I know that the new Coach perfume came out today in Coach stores.  Has anyone smelled this yet?  I am interested if it will have a "leather" type smell or what.  Let me know if anyone has tried it!  TIA!


----------



## juli (Mar 6, 2007)

I am curious as well! I just checked an email from Coach regarding their new perfume line.


----------



## ximperfect_onex (Mar 15, 2007)

I saw the display but I was in a hurry so I didn't get a chance to check it out. It looks awesome though, I had no idea they were releasing it so I was slightly confused at first haha.


----------



## tinagrzela (Mar 15, 2007)

I really really wanna smell this fragrance...but the nearest Coach store is about 5 hours from here...bummer!


----------



## poddygirl (Mar 15, 2007)

I got a deluxe sample of this in the mail from Coach (I obviously spend *way* too much at that store!). It is a very clean, fresh scent, perfect for spring/summer. White flower-y without being overpowering if you know what I mean.


----------



## jerseygirl005 (Mar 26, 2007)

i got this cute little bracelet with the scent on it when i went yesterday (ill edit with a pic). i really like the scent and as soon as i get some $$ i'm buying it.


----------



## tinagrzela (Mar 26, 2007)

oh my god!!! I bought a sample on ebay, and it's not for me it!!! I sprayed it once, not even a full spray. If someone wants to buy the sample from me, feel free to PM me!


----------



## Juneplum (Mar 26, 2007)

i just bought this on saturday! it's delish! it's nice for spring/summer! it's light and fresh tho it DOES smell like something i already have but i just can't put my finger on it right now!


----------



## SELFstyled (Mar 26, 2007)

I rec'd a sample of this & didn't care for it at all.  I'm not into Coach at all so maybe I'm just biased lol.


----------



## liv (Mar 28, 2007)

I bet this will  turn into this summer's D&G Light Blue.  
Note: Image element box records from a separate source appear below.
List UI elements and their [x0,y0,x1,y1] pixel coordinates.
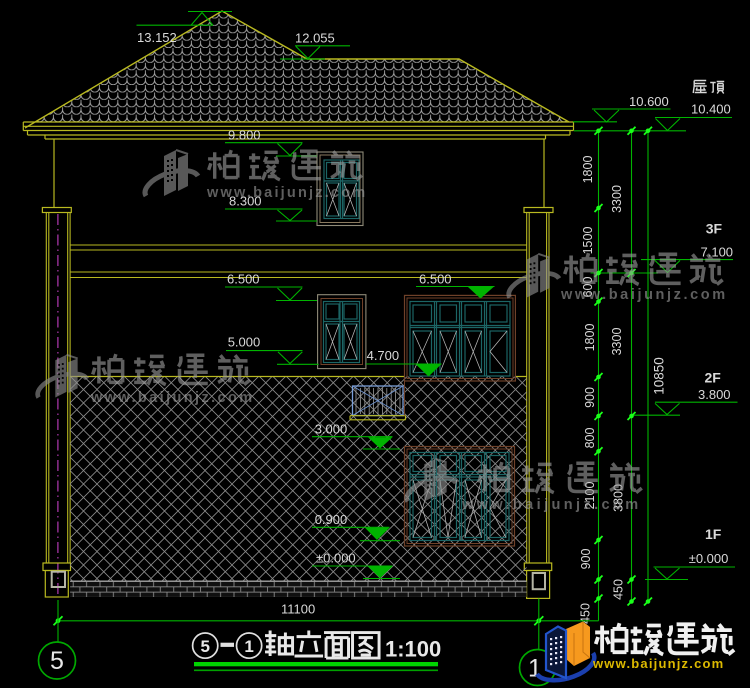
svg-text:1:100: 1:100 [385,637,441,662]
svg-text:3300: 3300 [610,185,624,213]
svg-text:6.500: 6.500 [419,272,452,287]
svg-text:900: 900 [583,387,597,408]
svg-text:1800: 1800 [583,324,597,352]
svg-text:www.baijunjz.com: www.baijunjz.com [90,390,255,406]
svg-text:10.400: 10.400 [691,102,731,117]
svg-text:1800: 1800 [581,156,595,184]
svg-text:www.baijunjz.com: www.baijunjz.com [206,185,367,201]
svg-text:5.000: 5.000 [228,335,261,350]
svg-text:6.500: 6.500 [227,272,260,287]
svg-text:450: 450 [612,579,626,600]
svg-text:www.baijunjz.com: www.baijunjz.com [592,656,724,671]
svg-text:1: 1 [244,637,253,656]
svg-text:5: 5 [50,647,64,675]
svg-text:3.800: 3.800 [698,387,731,402]
svg-text:7.100: 7.100 [701,245,734,260]
svg-text:1500: 1500 [581,227,595,255]
svg-text:11100: 11100 [281,602,315,617]
svg-text:www.baijunjz.com: www.baijunjz.com [560,287,728,303]
svg-text:800: 800 [583,428,597,449]
svg-text:12.055: 12.055 [295,31,335,46]
svg-text:www.baijunjz.com: www.baijunjz.com [461,497,642,513]
svg-text:9.800: 9.800 [228,128,261,143]
svg-text:2F: 2F [705,370,722,386]
svg-text:3300: 3300 [610,328,624,356]
svg-text:3F: 3F [706,221,723,237]
svg-text:10.600: 10.600 [629,94,669,109]
svg-text:900: 900 [579,549,593,570]
svg-text:3.000: 3.000 [315,422,348,437]
svg-text:0.900: 0.900 [315,512,348,527]
svg-text:13.152: 13.152 [137,30,177,45]
svg-text:1F: 1F [705,526,722,542]
svg-text:4.700: 4.700 [367,348,400,363]
svg-text:±0.000: ±0.000 [316,551,356,566]
svg-text:±0.000: ±0.000 [689,551,729,566]
svg-text:10850: 10850 [652,357,667,395]
svg-text:5: 5 [200,637,209,656]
I haven't had the chance to stop by Coach to smell this yet.  I'm not a huge fan of Coach bags though, so it doesn't really lure me in with the packaging, although it is pretty.


----------



## mistella (Mar 31, 2007)

I just bought this the other day! But I think I bought it because of the bottle.. it smells good but it's pretty average.


----------



## beauty_marked (Apr 5, 2007)

i got a whiff of the new scent when i was at the Coach in Mohegan, and I really like it. Its very light and fresh. kinda floral-y but its not too much. im thinking of getting it.


----------



## rockjr1984 (Feb 21, 2008)

I love this one....and I have to admit, the bottle is gorgeous!


----------